Texas Insurer Alleges Vendetta by Florida Regulator McCarty

January 10, 2011 by

A Texas insurance company and its owner are suing Florida Insurance Commissioner Kevin McCarty, accusing him of being vindictive and defamatory in his efforts to ban the company from writing workers’ compensation insurance in his state.

Charles David Wood and his Dallas National Insurance Co. claim they qualify to write insurance in Florida but have been unfairly held to a higher standard than other carriers granted licenses and been denied entry by McCarty and his Office of Insurance Regulation (OIR) because of a McCarty vendetta against Wood.

The complaint maintains that McCarty is pursuing a vendetta because of a 2001 attempt by Wood to do business with another insurer, Bankers Insurance, a firm with which McCarty had a legal dispute 15 years ago when he was working at OIR but before he was named commissioner.

Bankers Insurance hired a private investigator to illegally tap McCarty’s phone and spy on his personal life, including what bars he went to and who came and went at his residence. The insurer had been hoping to uncover embarrassing information to pressure McCarty because it believed he was raising unfair questions that jeopardized the firm’s $16 million contract with the state’s high risk insurance pool for homeowners.

McCarty, claiming that the insurer’s surveillance activities and subsequent airing of the matter affected his relationships at work and his own mental and physical health, brought a tort action against Bankers Insurance. He settled the action against the insurer in June 2000 for $2.6 million. Bankers also had to pay a $1 million fine and remove its chairman, Robert Menke, for three years.

The suit filed last Friday in U.S. District Court for Northern Florida accuses McCarty of abusing his regulatory authority to pursue a deep grudge against Wood because of a deal he struck with Bankers Insurance in 2001. Wood had agreed to loan Bankers Insurance $5 million as part of a deal to get workers’ compensation for one of the staffing firms he owns, AMS Leasing.

Bankers Insurance breached that agreement and Wood never got his workers’ compensation contract but the complaint alleges that as a result of the attempt McCarty became “deeply embittered against Wood, and fanatically determined that Wood would never engage in business of insurance in Florida.”

Wood accuses McCarty of “trumping up” charges that he is “incompetent” and “untrustworthy” — along with a charge that his proposal for a Florida license amounts to an illegal fronting operation — as pretexts for twice rejecting his application to write insurance, once in 2006 and again in 2008.

According to the complaint, McCarty and OIR have questioned if the workers’ compensation deal proposed by Dallas National in Florida is an inappropriate “fronting” operation involving transfer of substantial risk from another Wood-owned company, Companion Property & Casualty.
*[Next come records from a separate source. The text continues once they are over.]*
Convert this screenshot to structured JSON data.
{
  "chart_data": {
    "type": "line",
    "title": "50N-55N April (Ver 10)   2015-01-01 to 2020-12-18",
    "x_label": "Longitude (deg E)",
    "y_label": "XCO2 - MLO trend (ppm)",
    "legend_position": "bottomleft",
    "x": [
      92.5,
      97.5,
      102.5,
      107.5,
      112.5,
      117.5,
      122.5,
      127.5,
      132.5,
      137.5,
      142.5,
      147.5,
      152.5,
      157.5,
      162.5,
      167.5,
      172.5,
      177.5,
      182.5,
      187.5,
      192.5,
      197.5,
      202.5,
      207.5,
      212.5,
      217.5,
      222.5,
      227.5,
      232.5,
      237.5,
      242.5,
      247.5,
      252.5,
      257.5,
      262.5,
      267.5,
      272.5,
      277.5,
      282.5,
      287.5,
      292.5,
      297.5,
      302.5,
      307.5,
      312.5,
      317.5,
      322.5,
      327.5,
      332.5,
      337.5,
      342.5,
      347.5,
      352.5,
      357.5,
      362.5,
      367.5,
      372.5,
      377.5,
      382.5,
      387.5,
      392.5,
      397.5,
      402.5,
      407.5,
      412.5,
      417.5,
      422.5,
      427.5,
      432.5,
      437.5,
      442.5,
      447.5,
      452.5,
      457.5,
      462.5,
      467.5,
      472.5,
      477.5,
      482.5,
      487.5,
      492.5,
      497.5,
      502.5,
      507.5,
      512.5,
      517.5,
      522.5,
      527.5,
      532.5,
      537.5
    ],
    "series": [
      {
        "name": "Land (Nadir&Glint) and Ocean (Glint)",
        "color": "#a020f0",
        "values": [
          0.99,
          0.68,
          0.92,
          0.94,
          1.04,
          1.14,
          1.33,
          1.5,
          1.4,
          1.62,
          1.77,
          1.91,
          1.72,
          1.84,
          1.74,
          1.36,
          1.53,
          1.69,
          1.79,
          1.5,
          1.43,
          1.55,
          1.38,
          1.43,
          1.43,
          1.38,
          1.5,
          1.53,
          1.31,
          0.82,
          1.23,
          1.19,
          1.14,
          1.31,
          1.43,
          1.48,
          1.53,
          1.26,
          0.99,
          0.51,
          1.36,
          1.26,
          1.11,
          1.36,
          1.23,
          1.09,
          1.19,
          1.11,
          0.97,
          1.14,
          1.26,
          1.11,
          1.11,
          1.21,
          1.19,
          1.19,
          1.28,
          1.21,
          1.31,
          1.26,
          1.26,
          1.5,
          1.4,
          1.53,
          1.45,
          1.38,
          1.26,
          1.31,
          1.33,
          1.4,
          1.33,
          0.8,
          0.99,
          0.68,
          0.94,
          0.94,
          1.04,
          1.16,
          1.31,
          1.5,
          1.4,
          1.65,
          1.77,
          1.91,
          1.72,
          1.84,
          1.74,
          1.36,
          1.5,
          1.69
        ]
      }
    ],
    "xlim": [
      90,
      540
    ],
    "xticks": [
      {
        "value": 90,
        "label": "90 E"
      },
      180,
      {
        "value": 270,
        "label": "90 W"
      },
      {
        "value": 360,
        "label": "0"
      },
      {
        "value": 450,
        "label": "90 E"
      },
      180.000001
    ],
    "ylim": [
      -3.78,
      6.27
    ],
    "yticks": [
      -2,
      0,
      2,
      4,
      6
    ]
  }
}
Despite a ruling by an administrative law judge that the arrangement is not fronting, McCarty has continued to argue that it might be, according to the complaint.

The complaint also accuses McCarty of trying to force Companion Property & Casualty to “falsely confess” that the deal is an unlawful fronting operation.

Dallas National went to court to appeal McCarty’s denial of its bid to write in Florida. Oral arguments in that case have been scheduled for Tuesday, Jan. 11. Wood filed his latest suit on Friday, Jan. 7, just days before that proceeding is to begin. He is seeking declaratory relief, attorneys’ fees and damages. The suit targts McCarty individually as well as in his capacity as state insurance commissioner.

The OIR issued a statement on Wood’s complaint against McCarty.

“Although the timing of Mr. Wood’s lawsuit is interesting, the Office is confident the trial court will ultimately determine the allegations in this lawsuit are frivolous and without merit,” the statement said.

McCarty became Florida’s first appointed insurance commissioner in 2003. He began his career in public service in 1988 on workers’ compensation issues with the Florida Department of Labor and Employment Security

Wood owns 100 percent of DNIC Insurance Holdings. Inc, which owns Dallas National Insurance Co., a stock company headquartered in Dallas.